The time has now come where we can usefully assess these early works in terms both of their relevance to his later work as well as their intrinsic worth, both responses to the general neglect that they have suffered through the years. A number of the films, as I have mentioned earlier, have definite similarities and connections with his later work. The quota and the 'quota quickies' had a profound effect on the British film industry and dominated Powell's early films, but it is possible to speculate that their influence on him may have had more lasting effects.

Initially, Powell's work for Korda resembled the kind of films he had been making for years. The Spy in Black reunited him with produce Irving Asher, and it was another thriller subject, as was his following film Contraband, which was based on a script by Brock Williams. It was on these two films, however, that Powell began his long association with Emeric Pressburger.

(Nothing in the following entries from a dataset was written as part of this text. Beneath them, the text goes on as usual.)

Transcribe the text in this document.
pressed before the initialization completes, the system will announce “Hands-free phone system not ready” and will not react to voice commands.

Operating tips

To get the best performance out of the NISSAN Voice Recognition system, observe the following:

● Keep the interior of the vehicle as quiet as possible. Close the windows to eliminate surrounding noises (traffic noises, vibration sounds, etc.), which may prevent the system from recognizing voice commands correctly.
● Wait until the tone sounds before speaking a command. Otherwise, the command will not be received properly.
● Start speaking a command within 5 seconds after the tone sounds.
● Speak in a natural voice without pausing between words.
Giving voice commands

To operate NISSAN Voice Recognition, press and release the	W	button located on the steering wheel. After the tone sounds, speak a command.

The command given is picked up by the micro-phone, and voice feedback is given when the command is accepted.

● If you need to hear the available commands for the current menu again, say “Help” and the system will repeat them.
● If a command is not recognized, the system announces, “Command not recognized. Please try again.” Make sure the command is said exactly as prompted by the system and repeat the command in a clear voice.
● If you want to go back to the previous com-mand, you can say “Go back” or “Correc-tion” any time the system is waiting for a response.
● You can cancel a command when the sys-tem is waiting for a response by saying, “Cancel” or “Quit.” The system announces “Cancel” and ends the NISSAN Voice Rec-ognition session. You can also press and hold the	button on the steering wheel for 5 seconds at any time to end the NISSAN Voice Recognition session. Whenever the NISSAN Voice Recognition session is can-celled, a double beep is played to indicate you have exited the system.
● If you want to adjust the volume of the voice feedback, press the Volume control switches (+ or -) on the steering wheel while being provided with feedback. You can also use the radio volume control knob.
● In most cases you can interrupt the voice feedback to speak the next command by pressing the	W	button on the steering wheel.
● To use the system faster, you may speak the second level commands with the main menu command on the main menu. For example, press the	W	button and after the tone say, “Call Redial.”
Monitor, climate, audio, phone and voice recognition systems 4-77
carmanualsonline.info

Establishing The Archers in 1942, Powell and Pressburger inaugurated a series of increasingly ambitious and idiosyncratic films; Powell has often stressed the fact that until 1947 these were all original screenplays and not adaptations. His pride in this is easier to understand if one remembers how many of the films made in Britain during the 1930s were adapted from books or plays.

 

That Powell's films with the inception of The Archers should have been so bold and so at odds with the mainstream can in the main be traced to elements in his ambitious but under-financed films of the 1930s, and attributed of course to the collaboration with Pressburger. These films were variously accused of being dilatory, unfocused, undisciplined and even subversive. C.A. Lejeune, an early champion of Powell's work, reviewing The Life and Death of Colonel Blimp in 1943, concluded it with the exasperated 'What is it really about?'

However, Powell's films of the 1940s can also be seen as constituting a reaction to the confining limitations of the 'quota' films, with their minuscule budgets, short shooting schedules and their total avoidance of any kind of experimentation. As early as 1938, Powell said that '... many so-called second features were really mass-produced mediocrities and did the cinema much harm' (Film Weekly, August 1938). In view of Powell's background in these films, it is perhaps no surprise that given the chance, he wanted to get away as far as he could from the intense discipline and rigour of the style and content that was imposed in making them. Much the same can be said for Alexander Korda, who began directing in Britain by making ''quota' films for Paramount.

After his last feature-length production as overall producer and director, Age of Consent in 1969, Powell returned to making shorter, lower-budget films with The Boy Who Turned Yellow, which also reunited him with Emeric Pressburger and cinematographer Christopher Challis in 1972. In many ways, Powell's career turned full circle. In 1978 he made his BBC Return to The Edge of the World to bookend a screening of that film, reunited with some of the cast and crew of his first breakthrough film. Subsequently he went to work for Francis Ford Coppola at Zoetrope Studios. While he was there, he collaborated on Coppola's 'electronic cinema', a labour-saving technique that has much in common with the 'independent frame' experiment that Powell ran at Rank in the late 1940s.

Powell's early and newly rediscovered films (only three of which have so far been showed on television) are a valuable resource in themselves as well as primers for Powell's better known later work, and films such as Crown v. Stevens and Phantom Light now run no risk of being forgotten.